И – новые противоречия Макаровой с матерью, а заодно и с Липкиным. Ведь она уже тут жила. Она уже привыкла. Она все увидела и продумала. И это при несомненной любви к городу, который в письме к Семену Израилевичу она как истинный художник сравнивает с картиной Иванова. Но при упоминании ритуалов, связанных с религиями, в ней не просто возникают, в ней уже прочно живут сомнения и даже усмешка. «Я надсмехаюсь не над верой, а над ритуалом. Человек, который положил записочку в стену Плача, вирджинец, – посмотри, что он творит.

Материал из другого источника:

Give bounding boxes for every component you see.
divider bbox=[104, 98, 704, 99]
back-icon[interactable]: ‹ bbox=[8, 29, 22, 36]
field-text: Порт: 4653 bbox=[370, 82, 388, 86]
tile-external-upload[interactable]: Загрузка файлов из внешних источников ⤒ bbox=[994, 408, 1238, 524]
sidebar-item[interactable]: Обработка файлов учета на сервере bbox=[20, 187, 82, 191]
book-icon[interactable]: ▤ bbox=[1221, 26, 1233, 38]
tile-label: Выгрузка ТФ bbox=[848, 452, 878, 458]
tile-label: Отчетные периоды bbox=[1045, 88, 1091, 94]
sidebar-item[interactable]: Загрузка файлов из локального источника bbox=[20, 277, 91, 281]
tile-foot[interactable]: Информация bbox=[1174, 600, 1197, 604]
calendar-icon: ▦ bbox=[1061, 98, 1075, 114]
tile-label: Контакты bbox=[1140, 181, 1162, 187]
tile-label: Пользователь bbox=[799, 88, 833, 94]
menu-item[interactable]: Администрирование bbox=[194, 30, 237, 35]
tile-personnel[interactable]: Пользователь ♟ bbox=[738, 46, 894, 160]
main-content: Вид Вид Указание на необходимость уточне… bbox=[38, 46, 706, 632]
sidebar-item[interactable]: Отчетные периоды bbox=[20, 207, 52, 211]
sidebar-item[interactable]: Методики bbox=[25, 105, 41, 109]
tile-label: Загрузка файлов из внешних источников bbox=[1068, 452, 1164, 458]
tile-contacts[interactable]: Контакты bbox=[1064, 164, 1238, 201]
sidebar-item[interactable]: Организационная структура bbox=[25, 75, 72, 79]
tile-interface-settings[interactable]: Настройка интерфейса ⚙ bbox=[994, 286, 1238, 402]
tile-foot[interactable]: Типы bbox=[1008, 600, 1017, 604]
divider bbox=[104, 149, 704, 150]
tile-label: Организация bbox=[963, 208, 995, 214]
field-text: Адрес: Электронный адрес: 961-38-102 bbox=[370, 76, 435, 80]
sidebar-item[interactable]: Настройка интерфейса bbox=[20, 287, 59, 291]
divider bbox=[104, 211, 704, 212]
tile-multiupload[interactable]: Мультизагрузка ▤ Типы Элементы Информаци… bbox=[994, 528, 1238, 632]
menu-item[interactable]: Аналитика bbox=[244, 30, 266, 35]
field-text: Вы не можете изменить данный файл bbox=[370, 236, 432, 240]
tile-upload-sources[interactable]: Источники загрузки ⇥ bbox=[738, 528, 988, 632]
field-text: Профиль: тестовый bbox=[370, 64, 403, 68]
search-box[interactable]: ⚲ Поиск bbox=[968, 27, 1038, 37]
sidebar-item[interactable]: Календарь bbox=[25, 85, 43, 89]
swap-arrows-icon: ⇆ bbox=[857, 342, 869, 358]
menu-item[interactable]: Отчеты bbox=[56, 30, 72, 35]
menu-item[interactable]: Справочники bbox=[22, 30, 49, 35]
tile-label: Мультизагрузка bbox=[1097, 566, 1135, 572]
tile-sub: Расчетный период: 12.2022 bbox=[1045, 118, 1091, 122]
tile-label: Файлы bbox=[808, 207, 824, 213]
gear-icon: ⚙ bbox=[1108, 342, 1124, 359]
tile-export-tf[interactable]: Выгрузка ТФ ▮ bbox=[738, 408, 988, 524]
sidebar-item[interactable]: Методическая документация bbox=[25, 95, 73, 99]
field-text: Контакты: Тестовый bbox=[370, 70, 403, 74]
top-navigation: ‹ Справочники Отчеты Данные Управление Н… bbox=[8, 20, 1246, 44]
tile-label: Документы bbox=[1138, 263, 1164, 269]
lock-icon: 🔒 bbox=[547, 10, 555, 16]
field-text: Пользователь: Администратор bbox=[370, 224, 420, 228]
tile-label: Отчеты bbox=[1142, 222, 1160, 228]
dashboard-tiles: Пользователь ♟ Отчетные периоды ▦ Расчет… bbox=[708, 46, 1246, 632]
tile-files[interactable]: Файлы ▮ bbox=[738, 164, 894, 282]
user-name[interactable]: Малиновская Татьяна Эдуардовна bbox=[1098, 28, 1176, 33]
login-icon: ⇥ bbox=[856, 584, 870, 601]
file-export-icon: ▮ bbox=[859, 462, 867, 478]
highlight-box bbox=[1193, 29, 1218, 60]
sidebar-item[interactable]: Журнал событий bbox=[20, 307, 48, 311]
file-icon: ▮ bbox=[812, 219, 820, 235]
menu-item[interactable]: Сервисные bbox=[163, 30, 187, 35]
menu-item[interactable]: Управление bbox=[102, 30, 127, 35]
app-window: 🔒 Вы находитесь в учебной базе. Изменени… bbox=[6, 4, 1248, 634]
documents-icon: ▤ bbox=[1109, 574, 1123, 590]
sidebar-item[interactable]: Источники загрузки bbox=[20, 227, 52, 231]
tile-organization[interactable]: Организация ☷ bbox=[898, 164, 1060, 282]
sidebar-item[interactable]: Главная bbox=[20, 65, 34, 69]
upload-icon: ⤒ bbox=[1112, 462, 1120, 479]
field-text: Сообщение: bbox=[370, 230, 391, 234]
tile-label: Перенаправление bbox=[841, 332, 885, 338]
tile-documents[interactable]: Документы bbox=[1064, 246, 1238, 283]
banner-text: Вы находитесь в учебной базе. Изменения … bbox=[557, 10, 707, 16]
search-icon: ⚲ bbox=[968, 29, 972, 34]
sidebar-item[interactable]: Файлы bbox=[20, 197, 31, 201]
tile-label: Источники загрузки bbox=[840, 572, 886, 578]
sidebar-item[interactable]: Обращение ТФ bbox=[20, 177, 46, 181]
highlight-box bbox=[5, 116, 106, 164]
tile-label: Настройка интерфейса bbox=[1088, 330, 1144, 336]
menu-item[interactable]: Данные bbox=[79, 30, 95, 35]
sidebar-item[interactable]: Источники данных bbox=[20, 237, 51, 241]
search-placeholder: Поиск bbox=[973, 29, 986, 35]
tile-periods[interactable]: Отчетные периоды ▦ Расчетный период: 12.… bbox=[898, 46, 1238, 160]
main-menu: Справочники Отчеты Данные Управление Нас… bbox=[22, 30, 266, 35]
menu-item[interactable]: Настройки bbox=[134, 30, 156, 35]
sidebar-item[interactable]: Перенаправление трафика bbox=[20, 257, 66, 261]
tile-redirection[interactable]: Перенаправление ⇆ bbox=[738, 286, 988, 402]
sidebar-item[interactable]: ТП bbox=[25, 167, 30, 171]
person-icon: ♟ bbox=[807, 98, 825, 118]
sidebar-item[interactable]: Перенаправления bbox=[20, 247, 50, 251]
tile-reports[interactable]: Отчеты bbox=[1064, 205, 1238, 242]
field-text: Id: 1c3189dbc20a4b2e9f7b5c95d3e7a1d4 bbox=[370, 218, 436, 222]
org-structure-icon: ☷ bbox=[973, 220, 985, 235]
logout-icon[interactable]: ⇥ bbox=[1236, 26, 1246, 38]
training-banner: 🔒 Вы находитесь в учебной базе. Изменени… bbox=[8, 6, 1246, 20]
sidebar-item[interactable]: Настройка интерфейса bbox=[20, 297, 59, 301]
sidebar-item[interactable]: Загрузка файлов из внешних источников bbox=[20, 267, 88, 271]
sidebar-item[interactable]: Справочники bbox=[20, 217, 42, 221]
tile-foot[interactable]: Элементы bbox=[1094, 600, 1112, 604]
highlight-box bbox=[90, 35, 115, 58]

Я знаю, что ритуал удерживает структуру, но уже нечего удерживать, по-моему. Люди в Терезине столько думали о морали, так строго судили себя по тем меркам, которые были давно разрушены в Европе, – люди истребляли людей, а какой-нибудь Гонда Редлих страдал от того, что он, имеющий власть, не может спасти ребенка от транспорта. Не мог, и страдал. Евреи были свалены в крепость Марии Терезии и страдали, что дети вынуждены красть картошку с поля. Вот выживут и станут ворами! Сурожский, он об этом пишет прекрасно. О совести. Люди в жизни ставят галочки, отмечаются на туристических тропах, – это тот же ритуал, что записки в Стене Плача или поход на Голгофу. Я говорю о человечестве, а не о Шахье или Швенке. Но посмотри, что с ними стало?»